ECLI:NL:PHR:2017:946
Parket bij de Hoge Raad
- A.J. Machielse
- Rechtspraak.nl
Jeugdzaak over medeplichtigheid aan woninginbraak met bewijsvoering en cassatie
In deze zaak gaat het om een jeugdige verdachte die is veroordeeld voor medeplichtigheid aan een woninginbraak. Het gerechtshof Den Haag heeft op 28 juni 2016 het vonnis van de rechtbank Den Haag bevestigd, waarbij de verdachte werd veroordeeld tot een taakstraf van 140 uur, waarvan 60 uur voorwaardelijk. De verdediging heeft in hoger beroep aangevoerd dat het hof onvoldoende gemotiveerd heeft afgeweken van de onschuldpresumptie en dat er onvoldoende bewijs zou zijn voor de betrokkenheid van de verdachte bij de woninginbraak. De rechtbank heeft echter vastgesteld dat de verdachte opzettelijk inlichtingen heeft verschaft en behulpzaam is geweest bij de woninginbraak, door informatie te geven over de aanwezigheid van waardevolle goederen in de woning en door de medeverdachten te informeren over de situatie in de woning.

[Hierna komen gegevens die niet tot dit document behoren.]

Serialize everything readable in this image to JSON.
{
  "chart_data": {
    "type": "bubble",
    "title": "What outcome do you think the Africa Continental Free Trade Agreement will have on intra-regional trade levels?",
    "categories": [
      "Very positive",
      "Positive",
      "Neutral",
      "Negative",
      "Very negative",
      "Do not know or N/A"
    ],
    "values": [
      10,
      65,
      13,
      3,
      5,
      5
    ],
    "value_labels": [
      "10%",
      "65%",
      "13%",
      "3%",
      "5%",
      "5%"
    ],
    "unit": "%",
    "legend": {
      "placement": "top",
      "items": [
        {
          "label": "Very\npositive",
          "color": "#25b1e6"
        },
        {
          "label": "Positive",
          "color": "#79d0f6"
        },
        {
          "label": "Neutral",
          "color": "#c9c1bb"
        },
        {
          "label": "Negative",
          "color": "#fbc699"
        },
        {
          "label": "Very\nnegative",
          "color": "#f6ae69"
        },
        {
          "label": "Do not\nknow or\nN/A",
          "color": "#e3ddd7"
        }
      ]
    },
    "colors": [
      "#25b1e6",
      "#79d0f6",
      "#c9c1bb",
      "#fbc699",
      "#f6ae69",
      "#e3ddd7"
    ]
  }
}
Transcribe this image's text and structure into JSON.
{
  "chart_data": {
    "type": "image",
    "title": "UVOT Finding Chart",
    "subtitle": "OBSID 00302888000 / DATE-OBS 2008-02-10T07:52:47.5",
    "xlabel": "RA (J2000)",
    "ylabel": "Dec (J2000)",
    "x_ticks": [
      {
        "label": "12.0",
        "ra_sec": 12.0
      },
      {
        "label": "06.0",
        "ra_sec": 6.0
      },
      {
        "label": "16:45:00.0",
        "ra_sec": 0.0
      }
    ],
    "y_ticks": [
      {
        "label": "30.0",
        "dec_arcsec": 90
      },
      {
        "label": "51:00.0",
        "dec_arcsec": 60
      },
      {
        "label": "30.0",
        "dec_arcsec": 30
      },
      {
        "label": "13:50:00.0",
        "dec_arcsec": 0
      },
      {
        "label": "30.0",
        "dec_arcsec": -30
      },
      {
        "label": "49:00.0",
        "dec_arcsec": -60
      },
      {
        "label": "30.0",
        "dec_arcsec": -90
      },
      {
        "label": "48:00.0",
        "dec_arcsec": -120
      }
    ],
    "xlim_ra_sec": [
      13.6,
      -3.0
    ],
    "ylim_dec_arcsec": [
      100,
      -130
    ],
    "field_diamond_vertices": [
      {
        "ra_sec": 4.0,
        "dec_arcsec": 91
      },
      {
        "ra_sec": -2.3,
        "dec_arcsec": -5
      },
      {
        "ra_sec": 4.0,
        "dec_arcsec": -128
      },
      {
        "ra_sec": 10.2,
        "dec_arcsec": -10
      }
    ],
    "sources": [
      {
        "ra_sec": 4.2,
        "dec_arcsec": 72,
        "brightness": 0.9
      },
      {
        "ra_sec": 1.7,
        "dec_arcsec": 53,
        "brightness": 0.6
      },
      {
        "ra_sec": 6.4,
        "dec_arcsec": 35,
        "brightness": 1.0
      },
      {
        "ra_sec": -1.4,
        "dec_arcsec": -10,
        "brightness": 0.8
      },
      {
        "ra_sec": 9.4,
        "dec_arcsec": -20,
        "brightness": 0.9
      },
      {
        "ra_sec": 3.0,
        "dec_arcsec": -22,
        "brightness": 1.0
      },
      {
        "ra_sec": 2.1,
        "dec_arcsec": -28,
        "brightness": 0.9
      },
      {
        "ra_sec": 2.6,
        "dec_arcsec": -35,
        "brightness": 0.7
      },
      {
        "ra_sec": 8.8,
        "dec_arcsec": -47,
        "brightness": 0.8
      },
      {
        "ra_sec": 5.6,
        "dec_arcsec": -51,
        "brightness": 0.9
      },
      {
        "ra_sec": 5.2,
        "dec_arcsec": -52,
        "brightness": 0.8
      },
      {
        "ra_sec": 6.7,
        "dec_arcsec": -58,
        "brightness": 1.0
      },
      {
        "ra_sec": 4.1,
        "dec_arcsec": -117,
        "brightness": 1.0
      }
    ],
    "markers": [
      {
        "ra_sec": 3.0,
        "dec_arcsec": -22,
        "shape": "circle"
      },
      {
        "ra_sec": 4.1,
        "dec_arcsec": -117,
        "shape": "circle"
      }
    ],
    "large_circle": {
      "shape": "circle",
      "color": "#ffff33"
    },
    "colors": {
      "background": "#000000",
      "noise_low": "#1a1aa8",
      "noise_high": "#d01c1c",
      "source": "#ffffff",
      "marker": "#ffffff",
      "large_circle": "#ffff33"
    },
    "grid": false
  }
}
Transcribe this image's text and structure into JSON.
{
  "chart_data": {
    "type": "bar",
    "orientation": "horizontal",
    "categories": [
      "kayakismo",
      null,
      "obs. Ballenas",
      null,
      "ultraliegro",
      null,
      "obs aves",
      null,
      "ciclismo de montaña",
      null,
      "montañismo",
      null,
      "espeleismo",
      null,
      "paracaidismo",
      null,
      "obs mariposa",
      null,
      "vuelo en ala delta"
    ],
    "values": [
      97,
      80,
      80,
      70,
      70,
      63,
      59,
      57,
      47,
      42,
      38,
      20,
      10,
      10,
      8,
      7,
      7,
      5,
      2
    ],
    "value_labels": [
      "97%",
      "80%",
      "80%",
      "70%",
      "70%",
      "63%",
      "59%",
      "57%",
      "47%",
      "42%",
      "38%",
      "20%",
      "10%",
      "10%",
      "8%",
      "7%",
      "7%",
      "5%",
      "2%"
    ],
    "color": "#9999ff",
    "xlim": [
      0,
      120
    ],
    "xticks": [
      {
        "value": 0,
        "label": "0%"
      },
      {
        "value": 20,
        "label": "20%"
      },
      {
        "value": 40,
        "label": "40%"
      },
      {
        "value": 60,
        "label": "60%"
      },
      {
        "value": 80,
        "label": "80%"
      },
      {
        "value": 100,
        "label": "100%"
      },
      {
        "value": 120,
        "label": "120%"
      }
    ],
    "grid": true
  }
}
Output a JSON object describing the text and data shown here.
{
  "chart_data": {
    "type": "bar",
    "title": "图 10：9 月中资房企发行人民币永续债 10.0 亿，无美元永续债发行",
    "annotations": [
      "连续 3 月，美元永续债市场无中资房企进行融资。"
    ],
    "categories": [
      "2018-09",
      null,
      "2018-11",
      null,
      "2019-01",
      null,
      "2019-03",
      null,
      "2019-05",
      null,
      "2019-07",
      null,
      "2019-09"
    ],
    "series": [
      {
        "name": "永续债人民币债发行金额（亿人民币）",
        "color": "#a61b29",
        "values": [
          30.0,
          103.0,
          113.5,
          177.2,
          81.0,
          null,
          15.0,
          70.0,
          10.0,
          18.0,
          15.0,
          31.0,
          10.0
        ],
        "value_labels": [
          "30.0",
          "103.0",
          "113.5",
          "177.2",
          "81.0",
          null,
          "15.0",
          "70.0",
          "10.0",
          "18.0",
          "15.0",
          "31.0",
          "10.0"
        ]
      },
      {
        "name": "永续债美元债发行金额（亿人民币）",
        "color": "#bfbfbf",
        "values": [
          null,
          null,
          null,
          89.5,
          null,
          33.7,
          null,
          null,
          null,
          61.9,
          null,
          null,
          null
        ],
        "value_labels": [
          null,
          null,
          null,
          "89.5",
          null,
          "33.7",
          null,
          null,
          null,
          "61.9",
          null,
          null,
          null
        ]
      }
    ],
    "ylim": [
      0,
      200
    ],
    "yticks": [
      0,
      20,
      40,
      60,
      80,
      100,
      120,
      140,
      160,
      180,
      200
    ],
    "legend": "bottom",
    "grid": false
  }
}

De rechtbank heeft de verklaringen van de getuigen als betrouwbaar beoordeeld en heeft geconcludeerd dat er voldoende bewijs is voor de medeplichtigheid van de verdachte. Het hof heeft het vonnis van de rechtbank bevestigd, waarbij het hof oordeelde dat de vraagtekens die de verdediging bij de bewijsvoering heeft geplaatst, geen afbreuk doen aan de overtuigingskracht van het bewijs. De conclusie van de Procureur-Generaal is dat het beroep in cassatie moet worden verworpen, omdat er geen gronden zijn gevonden die tot vernietiging van het vonnis zouden leiden.